Comment by erlapso

Comment by erlapso 21 hours ago

2 replies

Super interesting approach! We've been working on the opposite - always getting your Unit tests written with every PR. The idea is that you don't have to bother running or writing them, you just get them delivered in your Github repo. You can check it out here https://www.codebeaver.ai

zild3d 20 hours ago

First, I'm a fan of LLMs reducing friction in tests, but I would be concerned with the false sense of confidence here. The demo gif shows "hey I wrote your tests and they pass, go ahead and merge them"

OP makes a valid point

> Now we contend with the “who guards the guard” problem. Because LLMs are unreliable agents, it might so happen that Claude just scammed us by spitting out useless (or otherwise low-effort) test cases. [...] So it’s time to introduce some human input in the form of additional test cases, which is made extra convenient since the model already provided the overall structure of our test. If those cases pass, we can be reasonably confident in integrating this function into our codebase.

In our repos, I would love to have an LLM tool/product that helps out with test writing, but the workflow certainly needs to have some human in the loop for the time being. More like "Here I got you started with test coverage, add a few more of your own" or "Give me a few bullet points of cases that should pass or fail" and review the test code, not "go ahead and merge these tests I wrote for you"

lolinder 18 hours ago

Test driven development is sequenced the way it is for a reason. Getting a failing test first builds confidence that the test is, you know, actually testing something. And the process of writing the tests is often where the largest amount of reasoning about design choices takes place.

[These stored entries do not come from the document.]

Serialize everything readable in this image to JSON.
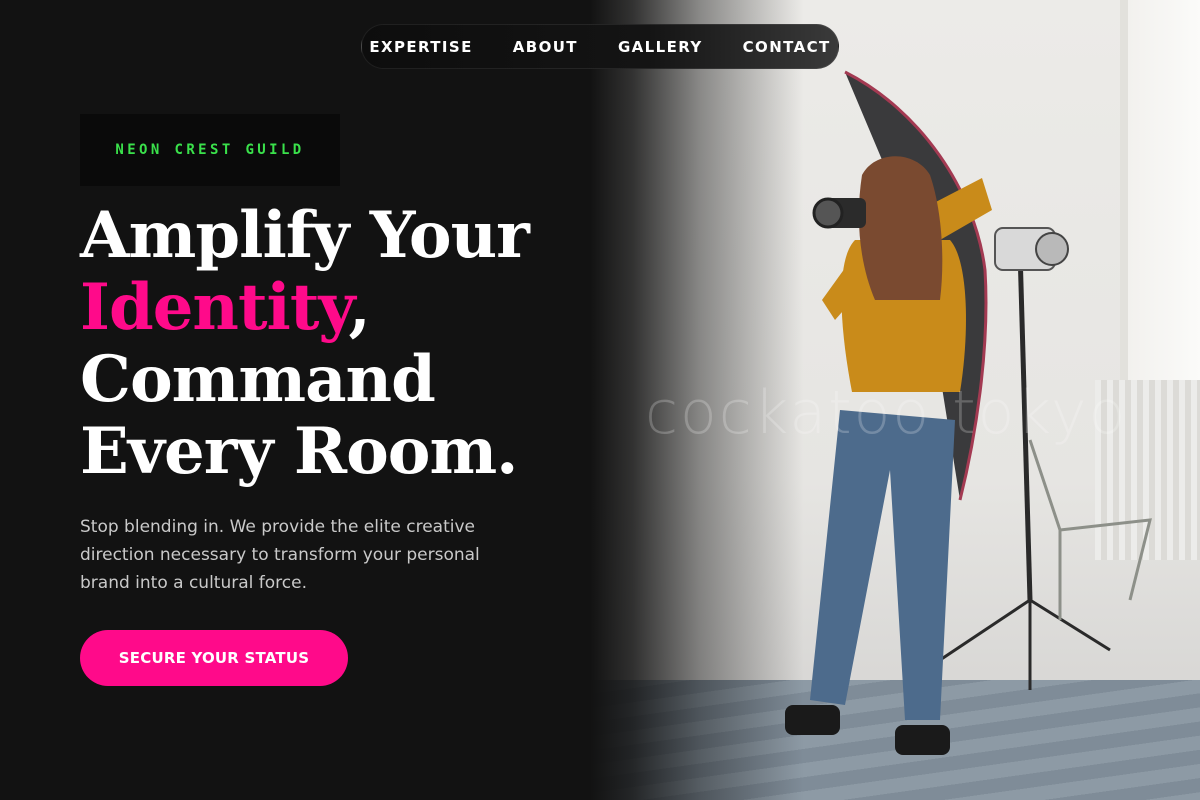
{
  "nav": {
    "items": [
      "EXPERTISE",
      "ABOUT",
      "GALLERY",
      "CONTACT"
    ]
  },
  "hero": {
    "badge": "NEON CREST GUILD",
    "headline": {
      "line1": "Amplify Your",
      "accent": "Identity",
      "comma": ",",
      "line3": "Command",
      "line4": "Every Room."
    },
    "subtext": "Stop blending in. We provide the elite creative direction necessary to transform your personal brand into a cultural force.",
    "cta": "SECURE YOUR STATUS"
  },
  "photo": {
    "watermark": "cockatoo tokyo"
  },
  "colors": {
    "background": "#121212",
    "accent_pink": "#ff0a8a",
    "accent_green": "#3ae14b",
    "text": "#ffffff"
  }
}
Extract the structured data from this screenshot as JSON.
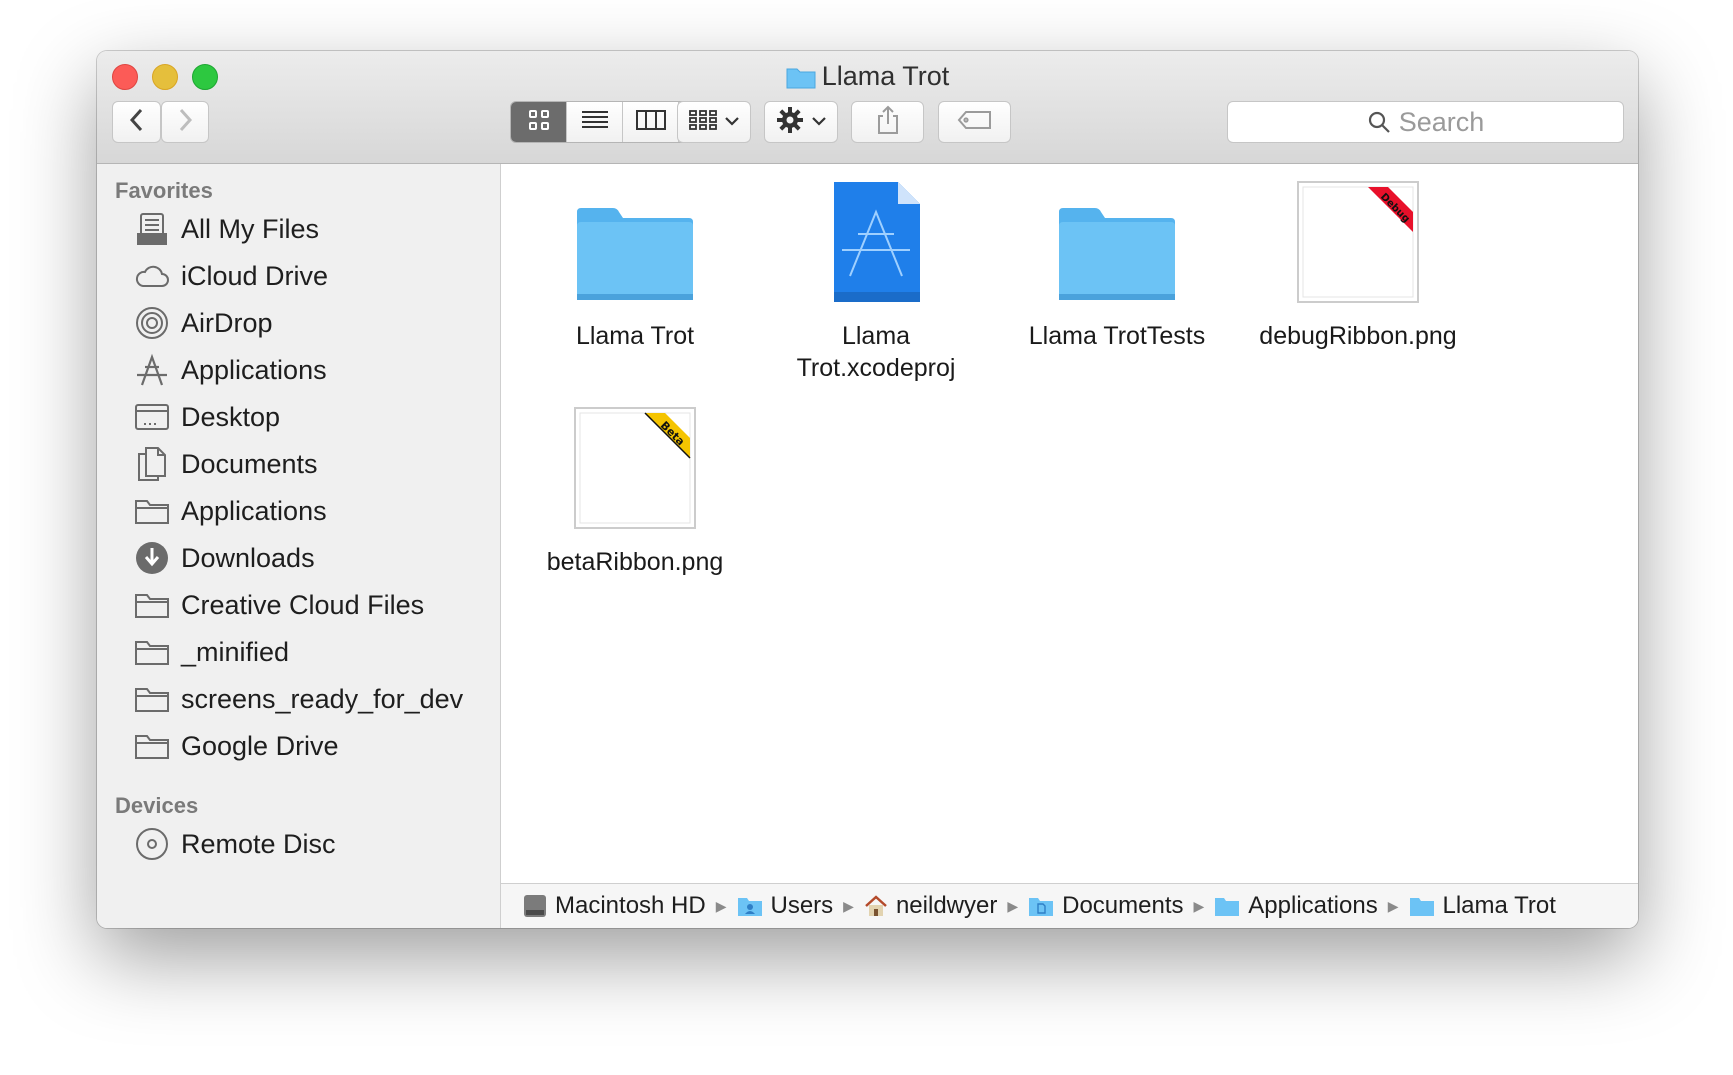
{
  "window": {
    "title": "Llama Trot"
  },
  "toolbar": {
    "search_placeholder": "Search"
  },
  "sidebar": {
    "favorites_header": "Favorites",
    "favorites": [
      {
        "label": "All My Files",
        "icon": "all-files-icon"
      },
      {
        "label": "iCloud Drive",
        "icon": "cloud-icon"
      },
      {
        "label": "AirDrop",
        "icon": "airdrop-icon"
      },
      {
        "label": "Applications",
        "icon": "applications-icon"
      },
      {
        "label": "Desktop",
        "icon": "desktop-icon"
      },
      {
        "label": "Documents",
        "icon": "documents-icon"
      },
      {
        "label": "Applications",
        "icon": "folder-icon"
      },
      {
        "label": "Downloads",
        "icon": "downloads-icon"
      },
      {
        "label": "Creative Cloud Files",
        "icon": "folder-icon"
      },
      {
        "label": "_minified",
        "icon": "folder-icon"
      },
      {
        "label": "screens_ready_for_dev",
        "icon": "folder-icon"
      },
      {
        "label": "Google Drive",
        "icon": "folder-icon"
      }
    ],
    "devices_header": "Devices",
    "devices": [
      {
        "label": "Remote Disc",
        "icon": "disc-icon"
      }
    ]
  },
  "files": [
    {
      "name": "Llama Trot",
      "kind": "folder"
    },
    {
      "name": "Llama Trot.xcodeproj",
      "kind": "xcodeproj"
    },
    {
      "name": "Llama TrotTests",
      "kind": "folder"
    },
    {
      "name": "debugRibbon.png",
      "kind": "image",
      "ribbon_text": "Debug",
      "ribbon_color": "#e8102a"
    },
    {
      "name": "betaRibbon.png",
      "kind": "image",
      "ribbon_text": "Beta",
      "ribbon_color": "#f5c400"
    }
  ],
  "path": [
    {
      "label": "Macintosh HD",
      "icon": "hard-drive-icon"
    },
    {
      "label": "Users",
      "icon": "users-folder-icon"
    },
    {
      "label": "neildwyer",
      "icon": "home-icon"
    },
    {
      "label": "Documents",
      "icon": "documents-folder-icon"
    },
    {
      "label": "Applications",
      "icon": "folder-icon"
    },
    {
      "label": "Llama Trot",
      "icon": "folder-icon"
    }
  ],
  "colors": {
    "folder_blue": "#6cc3f5",
    "xcode_blue": "#1f7fea"
  }
}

Having an LLM generate the tests after you've already written the code for them is super counterproductive. Who knows whether those tests actually test anything?

I know this gets into "I wanted AI to do my laundry, not my art" territory, but a far more rational division of labor is for the humans to write the tests (maybe with the assistance of an autocomplete model) and give those as context for the AI. Humans are way better at thinking of edge cases and design constraints than the models are at this point in the game.